April 25, 2007 – "Fracture" seems an apt title for a movie staring Sir Anthony Hopkins, the master of silver screen deceit, who reigned superb in the Hannibal Lecter movies, fracturing his victims, but never his syntax.
Hopkins plays Ted Crawford, an intellectual genius who owns a giant aeronautics company, a lavish estate in Southern California, talent to spare, and right up to the moment he shoots her point-blank in the face, a young and beautiful trophy wife named Jennifer (Embeth Davidtz).
Crawford has discovered Jennifer is having an affair. So he shoots her. It's a calculated move; nothing spontaneous here.
Among the cops arriving at the crime scene is hostage negotiator Detective Rob Nunally (Billy Burke), the only officer permitted entry to the house. Crawford readily admits to shooting his wife, to Nunnally's surprise, but Nunally is too stunned to pay attention to the confession when he takes one look at Jennifer, and realizes the woman on the floor is/was his lover.
Though billed as a thriller, it is not your conventional edge-of-your-seat story. "The film is neither a whodunit nor a whydunit," says Wesley Morris in the Boston Glove. It is, in part a courtroom drama, where Crawford, after willingly confessing and going to jail, decides, with relish, to represent himself in court, challenging young District Attorney Willy Beachum (Ryan Gosling).
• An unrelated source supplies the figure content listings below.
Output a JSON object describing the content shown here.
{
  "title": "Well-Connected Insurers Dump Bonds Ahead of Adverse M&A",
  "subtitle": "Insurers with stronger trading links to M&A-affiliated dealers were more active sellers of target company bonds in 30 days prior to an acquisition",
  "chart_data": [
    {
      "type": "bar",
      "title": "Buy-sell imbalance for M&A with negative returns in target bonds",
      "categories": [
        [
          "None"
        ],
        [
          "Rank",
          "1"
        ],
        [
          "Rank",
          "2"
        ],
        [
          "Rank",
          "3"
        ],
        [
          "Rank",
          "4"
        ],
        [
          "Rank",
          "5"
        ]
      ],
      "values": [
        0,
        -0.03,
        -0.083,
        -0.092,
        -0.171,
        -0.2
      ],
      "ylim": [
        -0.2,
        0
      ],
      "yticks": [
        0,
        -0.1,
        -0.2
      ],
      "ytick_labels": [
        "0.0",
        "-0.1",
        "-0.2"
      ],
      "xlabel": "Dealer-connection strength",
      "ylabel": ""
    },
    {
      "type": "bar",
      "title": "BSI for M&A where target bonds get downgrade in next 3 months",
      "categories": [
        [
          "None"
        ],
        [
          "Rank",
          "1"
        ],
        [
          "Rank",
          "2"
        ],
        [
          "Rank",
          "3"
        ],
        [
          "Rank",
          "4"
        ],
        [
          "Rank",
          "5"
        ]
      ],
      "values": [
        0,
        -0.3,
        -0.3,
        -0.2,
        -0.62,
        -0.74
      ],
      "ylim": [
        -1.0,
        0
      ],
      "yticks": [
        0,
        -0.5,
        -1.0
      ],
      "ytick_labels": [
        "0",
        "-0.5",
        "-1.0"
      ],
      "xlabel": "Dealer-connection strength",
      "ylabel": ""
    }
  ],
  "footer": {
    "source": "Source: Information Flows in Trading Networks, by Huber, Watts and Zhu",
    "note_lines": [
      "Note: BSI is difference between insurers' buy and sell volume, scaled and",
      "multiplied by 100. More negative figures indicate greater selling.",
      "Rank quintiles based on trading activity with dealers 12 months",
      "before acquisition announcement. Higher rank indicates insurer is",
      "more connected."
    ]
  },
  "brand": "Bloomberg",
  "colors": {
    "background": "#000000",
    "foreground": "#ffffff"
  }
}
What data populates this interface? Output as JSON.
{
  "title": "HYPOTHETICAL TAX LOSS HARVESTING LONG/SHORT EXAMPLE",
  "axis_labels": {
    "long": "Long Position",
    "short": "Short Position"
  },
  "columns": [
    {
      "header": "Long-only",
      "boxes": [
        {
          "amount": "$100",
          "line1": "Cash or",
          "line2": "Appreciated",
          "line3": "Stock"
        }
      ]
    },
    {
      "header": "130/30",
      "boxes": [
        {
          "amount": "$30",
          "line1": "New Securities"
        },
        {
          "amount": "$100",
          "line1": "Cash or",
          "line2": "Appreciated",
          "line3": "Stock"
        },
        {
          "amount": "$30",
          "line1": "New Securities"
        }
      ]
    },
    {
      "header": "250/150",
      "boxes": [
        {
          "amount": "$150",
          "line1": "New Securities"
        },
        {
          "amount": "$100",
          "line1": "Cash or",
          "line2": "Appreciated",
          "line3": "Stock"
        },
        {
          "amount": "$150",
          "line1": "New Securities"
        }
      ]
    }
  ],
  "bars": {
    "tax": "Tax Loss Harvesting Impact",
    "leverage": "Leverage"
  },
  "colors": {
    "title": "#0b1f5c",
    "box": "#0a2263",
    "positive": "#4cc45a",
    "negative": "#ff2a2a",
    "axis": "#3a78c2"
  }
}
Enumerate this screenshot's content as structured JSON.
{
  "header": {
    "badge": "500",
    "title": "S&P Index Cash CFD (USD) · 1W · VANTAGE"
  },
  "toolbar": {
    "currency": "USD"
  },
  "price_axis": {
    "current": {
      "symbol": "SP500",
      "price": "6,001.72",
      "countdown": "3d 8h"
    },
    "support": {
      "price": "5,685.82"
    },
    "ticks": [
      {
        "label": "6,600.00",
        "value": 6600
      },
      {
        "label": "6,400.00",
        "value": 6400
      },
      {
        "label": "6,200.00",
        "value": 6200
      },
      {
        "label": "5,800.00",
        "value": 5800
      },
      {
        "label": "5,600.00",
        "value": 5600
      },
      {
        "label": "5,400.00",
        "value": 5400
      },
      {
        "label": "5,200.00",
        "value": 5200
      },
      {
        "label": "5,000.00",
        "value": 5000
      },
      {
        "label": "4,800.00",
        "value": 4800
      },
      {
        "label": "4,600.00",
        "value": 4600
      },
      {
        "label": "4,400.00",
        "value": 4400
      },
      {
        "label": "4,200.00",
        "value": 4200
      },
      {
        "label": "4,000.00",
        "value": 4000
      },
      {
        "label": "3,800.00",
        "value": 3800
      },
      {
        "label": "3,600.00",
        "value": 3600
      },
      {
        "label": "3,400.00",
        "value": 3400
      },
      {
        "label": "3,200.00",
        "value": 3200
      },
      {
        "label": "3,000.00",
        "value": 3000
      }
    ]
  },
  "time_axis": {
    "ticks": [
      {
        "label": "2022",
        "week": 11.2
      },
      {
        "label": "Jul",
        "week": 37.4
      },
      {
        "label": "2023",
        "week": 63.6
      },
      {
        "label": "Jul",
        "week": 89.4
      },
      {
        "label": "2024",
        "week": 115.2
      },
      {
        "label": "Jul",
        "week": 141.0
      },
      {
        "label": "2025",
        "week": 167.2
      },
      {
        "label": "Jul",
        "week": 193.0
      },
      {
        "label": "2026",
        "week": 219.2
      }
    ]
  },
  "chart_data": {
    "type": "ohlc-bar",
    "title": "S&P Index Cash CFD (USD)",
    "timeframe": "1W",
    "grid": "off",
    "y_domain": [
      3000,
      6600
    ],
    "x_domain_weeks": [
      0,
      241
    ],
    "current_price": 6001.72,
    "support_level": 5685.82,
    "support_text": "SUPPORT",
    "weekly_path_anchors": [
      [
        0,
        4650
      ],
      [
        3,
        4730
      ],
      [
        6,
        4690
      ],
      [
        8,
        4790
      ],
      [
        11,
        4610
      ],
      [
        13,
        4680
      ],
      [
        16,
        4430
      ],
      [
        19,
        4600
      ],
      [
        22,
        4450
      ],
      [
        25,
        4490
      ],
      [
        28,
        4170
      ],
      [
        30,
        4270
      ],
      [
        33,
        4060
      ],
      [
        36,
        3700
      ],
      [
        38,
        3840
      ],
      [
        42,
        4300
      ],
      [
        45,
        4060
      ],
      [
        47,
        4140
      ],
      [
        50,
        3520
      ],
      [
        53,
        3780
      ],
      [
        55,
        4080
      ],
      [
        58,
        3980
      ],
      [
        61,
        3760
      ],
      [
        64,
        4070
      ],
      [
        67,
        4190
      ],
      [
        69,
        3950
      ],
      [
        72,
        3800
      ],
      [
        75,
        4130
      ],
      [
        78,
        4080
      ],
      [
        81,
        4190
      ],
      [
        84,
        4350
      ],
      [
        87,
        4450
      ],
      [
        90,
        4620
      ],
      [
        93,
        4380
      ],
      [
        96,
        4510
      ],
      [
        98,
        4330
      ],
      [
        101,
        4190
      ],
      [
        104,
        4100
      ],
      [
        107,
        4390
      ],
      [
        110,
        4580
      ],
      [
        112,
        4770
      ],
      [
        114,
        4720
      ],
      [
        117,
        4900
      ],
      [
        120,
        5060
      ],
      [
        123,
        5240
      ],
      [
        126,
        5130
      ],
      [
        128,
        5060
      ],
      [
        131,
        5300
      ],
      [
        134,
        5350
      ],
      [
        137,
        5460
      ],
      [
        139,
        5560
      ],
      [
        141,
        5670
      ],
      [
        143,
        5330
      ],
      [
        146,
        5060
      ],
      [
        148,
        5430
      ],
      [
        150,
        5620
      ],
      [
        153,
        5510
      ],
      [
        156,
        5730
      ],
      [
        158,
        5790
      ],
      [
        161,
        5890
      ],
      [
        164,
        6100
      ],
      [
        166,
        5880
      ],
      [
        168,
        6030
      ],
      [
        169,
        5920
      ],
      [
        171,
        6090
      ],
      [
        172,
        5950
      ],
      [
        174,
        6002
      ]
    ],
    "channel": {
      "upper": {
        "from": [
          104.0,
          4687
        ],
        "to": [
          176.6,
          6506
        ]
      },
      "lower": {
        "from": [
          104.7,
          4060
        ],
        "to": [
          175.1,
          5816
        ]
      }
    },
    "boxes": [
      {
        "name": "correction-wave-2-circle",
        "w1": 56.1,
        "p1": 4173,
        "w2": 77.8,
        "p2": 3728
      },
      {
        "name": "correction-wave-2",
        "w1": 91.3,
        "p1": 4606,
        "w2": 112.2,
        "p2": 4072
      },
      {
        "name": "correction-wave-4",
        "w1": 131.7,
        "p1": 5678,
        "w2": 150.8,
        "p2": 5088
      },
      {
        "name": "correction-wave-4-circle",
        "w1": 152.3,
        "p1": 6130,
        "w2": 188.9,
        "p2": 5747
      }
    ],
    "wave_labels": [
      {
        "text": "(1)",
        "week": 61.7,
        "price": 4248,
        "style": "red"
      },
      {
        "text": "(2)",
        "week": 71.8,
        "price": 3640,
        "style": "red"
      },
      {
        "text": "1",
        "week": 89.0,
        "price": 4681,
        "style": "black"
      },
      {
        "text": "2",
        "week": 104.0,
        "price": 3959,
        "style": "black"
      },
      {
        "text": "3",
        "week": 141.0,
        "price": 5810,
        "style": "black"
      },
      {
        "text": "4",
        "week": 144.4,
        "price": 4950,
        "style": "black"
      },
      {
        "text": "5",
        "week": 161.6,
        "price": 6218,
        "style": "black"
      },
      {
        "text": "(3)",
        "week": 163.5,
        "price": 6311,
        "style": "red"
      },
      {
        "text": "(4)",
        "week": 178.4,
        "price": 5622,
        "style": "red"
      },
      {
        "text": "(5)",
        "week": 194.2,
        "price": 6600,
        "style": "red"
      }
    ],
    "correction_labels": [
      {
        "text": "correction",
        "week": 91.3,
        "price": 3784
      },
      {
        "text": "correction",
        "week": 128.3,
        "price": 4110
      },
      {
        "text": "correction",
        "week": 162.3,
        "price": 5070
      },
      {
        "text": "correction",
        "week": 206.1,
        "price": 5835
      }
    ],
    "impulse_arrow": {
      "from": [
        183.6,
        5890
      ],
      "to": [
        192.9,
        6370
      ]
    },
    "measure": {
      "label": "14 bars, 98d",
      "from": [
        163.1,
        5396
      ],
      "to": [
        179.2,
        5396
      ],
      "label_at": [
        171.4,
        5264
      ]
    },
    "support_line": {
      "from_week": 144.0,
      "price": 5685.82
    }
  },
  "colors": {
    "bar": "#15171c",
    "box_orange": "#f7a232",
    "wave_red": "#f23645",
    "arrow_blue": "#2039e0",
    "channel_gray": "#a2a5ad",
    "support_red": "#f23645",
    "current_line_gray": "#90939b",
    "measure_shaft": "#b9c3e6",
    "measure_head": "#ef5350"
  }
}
Willy is the movie’s favorite kind of lawyer: hotshot. This is a far cry from Gosling's beseeching dope addict in "Half Nelson," which won him an Oscar nomination.
"This one is about to move on to bigger things — a fancy new job at a corporate firm, where he can work alongside the icy dame (Rosamund Pike) who recruited and bedded him," says Morris. "But his 97 percent conviction rate and Ted’s obvious gamesmanship (that the wife’s lover took Ted’s confession nullifies Willy’s entire case) compel him to find a new angle to prosecute."
Beachum finds himself in court prosecuting Crawford and finding himself woefully unprepared for what ensues.
"Spoiler alert: "Crawford walks," says Miriam Di Nunzio in The Chicago Sun-Times. "But the film is only half over. So what happens?
"You'll have to see the film to find out," she says, not willing to be that much of a spoiler. "But I can tell you that Beachum becomes obsessed with Jennifer, staring at her gigantic framed portrait on the wall of her living room (reminiscent of the classic film 'Laura').
"As Jennifer lies in a vegetative state hooked up to machines, Beachum reads Dr. Seuss aloud to her, hoping he can reach his only eyewitness to the crime," Di Nunzio says. "His obsession intensifies as Crawford's arrogance swells at getting away with the perfect crime."
"This is a whopping plot point to swallow," says Michael Phillips in the Chicago Tribune. But Phillips goes on to say the movie has its merits. "Its improbability acts like fingers on the windpipe of the story. I liked 'Fracture' despite this whopper. It looks good, for one thing. Gregory Hoblit (who directed 'Primal Fear') and cinematographer Kramer Morgenthau shoot L.A. wisely, honoring both the relentless sunshine and the background smog, as well as the nocturnal atmospherics."
And you have Hopkins and Gosling "slinging ham at each other," says Morris. "They spend their scenes crossing accents. Gosling’s has a backwoods lilt that evokes possums, beer cozies, and spritzes of cheap cologne. Hopkins might be using his native Welsh brogue. Who can say, since to me he doesn’t ever sound the same way twice?
"In any case," Morris concludes, "you needn’t actually see 'Fracture' to know that if the charge is acting that winks, these two are guilty.
It starts Thursday at Market Square East. It runs an hour and 13 minutes, and is rated R for language and some violence.